Los familiares de Laura solicitan que se le aplique el "Habeas Corpus", para que pueda declarar ante el juez sin dilatar el tiempo, ya que Laura padece de epilepsia y necesita tomar medicación, sin la cual puede entrar en una crisis que haga peligrar su vida; ni siquiera se molestan en contestar negativamente a tal petición. La angustia, preocupación e indignación se apoderan de los familiares y amigos. Dicen que estamos en un estado de derecho donde se presupone la inocencia; sin embargo, a Laura en las pocas horas que lleva detenida parece que ya la han condenado.
La indefensión de Laura es manifiesta: le han sido abolidos todos sus derechos, no le permiten la asistencia de ningún letrado, está completamente incomunicada, se le impide dormir, comer, beber, tomar la medicación.... está en manos de unas personas que saben cómo conseguir una declaración que incluso se molestan en escribir. Sólo quedará que Laura la firme, que lo llamen "confesión" y, con esto la lleven ante el juez.
Tras cinco días en comisaría, por fin la llevan a declarar ante el juez de la Audiencia Nacional, Sr. Garzón, en un estado lamentable tras la incomunicación a la que ha sido sometida; éste hace caso omiso y da por válidas declaraciones que han sido arrancadas sin las mínimas garantías de respeto a los derechos humanos. Después de cinco días de detención. Laura conoce a su abogado de oficio.
Laura llega ante del Juez Garzón con mechones de pelo arrancados, con hematomas en diversos puntos del cuerpo; su aspecto no era el de haber recibido un trata correcto, más bien hacia presuponer todo lo contrario, pero eso no importa: había firmado una declaración en comisaría. Un "gran éxito" para que el ministro de turno pueda presentar ante los medios de comunicación.

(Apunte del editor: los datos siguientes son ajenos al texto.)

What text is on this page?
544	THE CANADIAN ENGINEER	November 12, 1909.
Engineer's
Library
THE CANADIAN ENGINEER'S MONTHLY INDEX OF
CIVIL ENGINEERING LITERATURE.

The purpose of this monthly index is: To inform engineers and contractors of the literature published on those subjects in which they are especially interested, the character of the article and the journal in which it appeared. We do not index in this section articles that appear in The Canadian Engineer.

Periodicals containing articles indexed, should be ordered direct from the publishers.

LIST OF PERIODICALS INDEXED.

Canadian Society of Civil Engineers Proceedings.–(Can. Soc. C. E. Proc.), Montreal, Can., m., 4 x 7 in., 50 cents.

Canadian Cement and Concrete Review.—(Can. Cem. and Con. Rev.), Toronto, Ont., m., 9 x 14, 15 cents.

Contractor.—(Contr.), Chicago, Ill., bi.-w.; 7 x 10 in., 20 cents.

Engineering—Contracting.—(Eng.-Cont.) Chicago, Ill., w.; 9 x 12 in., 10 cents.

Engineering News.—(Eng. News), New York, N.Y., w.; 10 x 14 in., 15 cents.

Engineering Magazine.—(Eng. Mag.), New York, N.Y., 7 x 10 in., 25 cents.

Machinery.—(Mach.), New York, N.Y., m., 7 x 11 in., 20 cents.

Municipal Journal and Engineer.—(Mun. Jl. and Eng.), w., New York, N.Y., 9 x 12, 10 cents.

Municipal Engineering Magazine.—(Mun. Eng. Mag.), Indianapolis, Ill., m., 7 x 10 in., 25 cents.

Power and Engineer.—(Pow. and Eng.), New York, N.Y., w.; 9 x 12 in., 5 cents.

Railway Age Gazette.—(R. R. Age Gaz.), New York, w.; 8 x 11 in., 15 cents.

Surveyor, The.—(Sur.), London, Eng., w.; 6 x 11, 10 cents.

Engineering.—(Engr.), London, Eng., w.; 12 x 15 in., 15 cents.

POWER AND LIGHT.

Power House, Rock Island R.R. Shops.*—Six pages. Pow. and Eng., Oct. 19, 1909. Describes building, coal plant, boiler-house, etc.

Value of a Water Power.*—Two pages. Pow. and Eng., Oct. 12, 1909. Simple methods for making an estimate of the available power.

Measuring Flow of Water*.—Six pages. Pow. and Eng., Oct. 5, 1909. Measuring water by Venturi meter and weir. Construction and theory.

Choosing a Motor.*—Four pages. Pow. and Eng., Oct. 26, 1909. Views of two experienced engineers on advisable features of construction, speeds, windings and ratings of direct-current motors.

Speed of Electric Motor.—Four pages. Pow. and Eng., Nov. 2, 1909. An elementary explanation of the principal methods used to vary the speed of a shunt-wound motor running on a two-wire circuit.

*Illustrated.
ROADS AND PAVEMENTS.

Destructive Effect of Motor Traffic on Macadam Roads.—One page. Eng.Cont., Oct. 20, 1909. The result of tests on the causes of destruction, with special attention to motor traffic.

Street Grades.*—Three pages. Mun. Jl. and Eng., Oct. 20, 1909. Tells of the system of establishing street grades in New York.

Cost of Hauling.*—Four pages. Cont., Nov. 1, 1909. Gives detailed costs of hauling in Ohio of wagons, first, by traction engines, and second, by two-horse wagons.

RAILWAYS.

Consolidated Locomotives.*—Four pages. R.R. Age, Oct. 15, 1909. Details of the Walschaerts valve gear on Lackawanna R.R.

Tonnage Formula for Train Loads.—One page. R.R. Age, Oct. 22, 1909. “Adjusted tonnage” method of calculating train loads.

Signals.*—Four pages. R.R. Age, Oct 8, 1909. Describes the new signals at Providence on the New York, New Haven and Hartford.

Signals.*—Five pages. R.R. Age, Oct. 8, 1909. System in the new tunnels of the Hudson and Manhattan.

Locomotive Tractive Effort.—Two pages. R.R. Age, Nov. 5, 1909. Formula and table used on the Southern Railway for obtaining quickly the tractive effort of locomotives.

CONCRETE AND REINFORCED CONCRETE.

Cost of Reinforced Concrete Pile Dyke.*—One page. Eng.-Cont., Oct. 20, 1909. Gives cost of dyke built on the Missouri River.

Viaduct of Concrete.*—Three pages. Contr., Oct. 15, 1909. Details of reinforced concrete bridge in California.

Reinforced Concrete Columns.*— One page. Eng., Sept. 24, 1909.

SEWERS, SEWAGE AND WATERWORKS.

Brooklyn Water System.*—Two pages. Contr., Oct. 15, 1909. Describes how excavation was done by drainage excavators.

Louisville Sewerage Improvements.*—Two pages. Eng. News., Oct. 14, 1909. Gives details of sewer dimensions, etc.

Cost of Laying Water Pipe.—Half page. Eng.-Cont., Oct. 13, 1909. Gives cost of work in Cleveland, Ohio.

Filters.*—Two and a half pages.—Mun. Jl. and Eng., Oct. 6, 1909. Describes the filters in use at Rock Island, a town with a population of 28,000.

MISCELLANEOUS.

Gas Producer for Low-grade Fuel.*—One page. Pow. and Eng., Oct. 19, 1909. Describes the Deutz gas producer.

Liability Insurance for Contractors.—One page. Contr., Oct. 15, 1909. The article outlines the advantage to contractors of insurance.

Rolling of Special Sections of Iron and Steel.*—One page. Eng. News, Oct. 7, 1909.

Laura Riera trabajaba como contratada eventual en el Ayuntamiento de Terrasa . La acusación que le hicieron en un primer momento, de haber accedido desde su ordenador y de haber suministrado la matrícula del coche del concejal de PP al comando de ETA que lo asesinó, cayó por tierra al día siguiente de su detención. El mismo ayuntamiento, según declaraciones del alcalde y tras haber realizado un peritaje del ordenador donde trabajaba, demostró que no tenía la posibilidad de acceder a esa información ya que los ordenadores que la contienen están protegidos con claves de acceso. Y Laura no las tenía.
Delante del juez, Laura niega todo lo que le habían puesto en su declaración y que firmó para acabar con la penuria que le estaban haciendo pasar; quería terminar de una vez aunque ello le llevara a perder su libertad. Posteriormente, Laura interpone una denuncia por torturas.
No hay ninguna prueba que la inculpe, ninguna declaración de nadie responsabilizándola de ningún hecho considerado delictivo, sólo existe la declaración en comisaría hecha por la Guardia Civil y que Laura firmó para finalizar con una situación extrema para cualquier ser humano.
Por todo lo anterior, la CGT continúa defendiendo la inocencia de Laura Riera y exigiendo un juicio justo y con garantías.
No parece necesario recordar que la CGT es una organización que rechaza el uso de la violencia y que apoya todas las propuestas que favorecen la distensión, reafirmándose en que el dialogo y la no violencia es la única forma de superar los conflictos. De igual manera, CGT reitera su rechazo a la ley antiterrorista por la vulneración de derechos humanos que supone su aplicación.